Haar: Haar ['hɛarn]
Deutungen
Mittelhessisches Flurnamenbuch (Hans Ramge)
Haar
Der FlN Haarschnur geht auf ahd. hârsnuor, hârsnôr, mhd. hârsnuor st. F. ‚Schnur oder Band zum Aufbinden und Auseinanderhalten des Haupthaares der Frauen‘ zurück. Benennungsmotiv sind sehr lange und sehr schmale Grundstücke.

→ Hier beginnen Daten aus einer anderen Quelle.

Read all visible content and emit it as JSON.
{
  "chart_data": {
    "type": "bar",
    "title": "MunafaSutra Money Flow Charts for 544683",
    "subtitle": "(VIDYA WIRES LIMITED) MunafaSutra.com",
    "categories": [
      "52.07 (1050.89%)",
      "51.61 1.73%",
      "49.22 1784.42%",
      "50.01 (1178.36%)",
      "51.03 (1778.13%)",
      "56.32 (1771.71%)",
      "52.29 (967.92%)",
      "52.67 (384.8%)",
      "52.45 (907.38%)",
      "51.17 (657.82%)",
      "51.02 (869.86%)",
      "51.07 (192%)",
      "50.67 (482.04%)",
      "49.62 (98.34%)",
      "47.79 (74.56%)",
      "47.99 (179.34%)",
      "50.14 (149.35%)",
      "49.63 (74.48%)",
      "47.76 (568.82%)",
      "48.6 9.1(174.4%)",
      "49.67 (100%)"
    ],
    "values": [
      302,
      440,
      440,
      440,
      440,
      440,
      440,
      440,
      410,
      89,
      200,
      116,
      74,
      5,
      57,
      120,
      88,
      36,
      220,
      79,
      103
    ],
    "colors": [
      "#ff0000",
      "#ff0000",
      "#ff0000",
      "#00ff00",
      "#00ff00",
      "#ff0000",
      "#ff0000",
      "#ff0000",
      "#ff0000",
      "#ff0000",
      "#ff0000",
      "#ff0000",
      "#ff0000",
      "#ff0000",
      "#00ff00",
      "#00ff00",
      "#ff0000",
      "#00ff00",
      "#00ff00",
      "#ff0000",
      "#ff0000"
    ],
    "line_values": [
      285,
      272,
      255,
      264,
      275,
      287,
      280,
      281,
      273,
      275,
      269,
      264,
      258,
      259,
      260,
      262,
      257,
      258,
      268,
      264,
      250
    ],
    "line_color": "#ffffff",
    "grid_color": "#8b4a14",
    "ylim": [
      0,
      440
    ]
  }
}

Südhessisches Flurnamenbuch (Hans Ramge)
Haar
Zu ahd. hâro, hâr, mhd. hâr st. N., nhd. Haar ‚Flachs‘ (Linum usitatissimum). Namengebend waren Anbauflächen von Flachs und Stellen, an denen der Flachs mittels Wasser- oder Tauröste weiterbearbeitet wurde. Gelegentlich können auch hyperkorrekte Schreibungen oder Umdeutungen von Hor ‚feuchte, sumpfige Stelle‘ (s. d.) vorliegen.
Nachnutzung
Rechtehinweise
Hessisches Flurnamenarchiv – Prof. Dr. Hans Ramge, CC BY-SA 4.0
Zitierweise
Empfohlene Zitierweise
„Haar: Haar (Büttelborn)“, in: Hessische Flurnamen <https://lagis.hessen.de/de/orte/hessische-flurnamen/alle-eintraege/233167_haar> (aufgerufen am 04.06.2026)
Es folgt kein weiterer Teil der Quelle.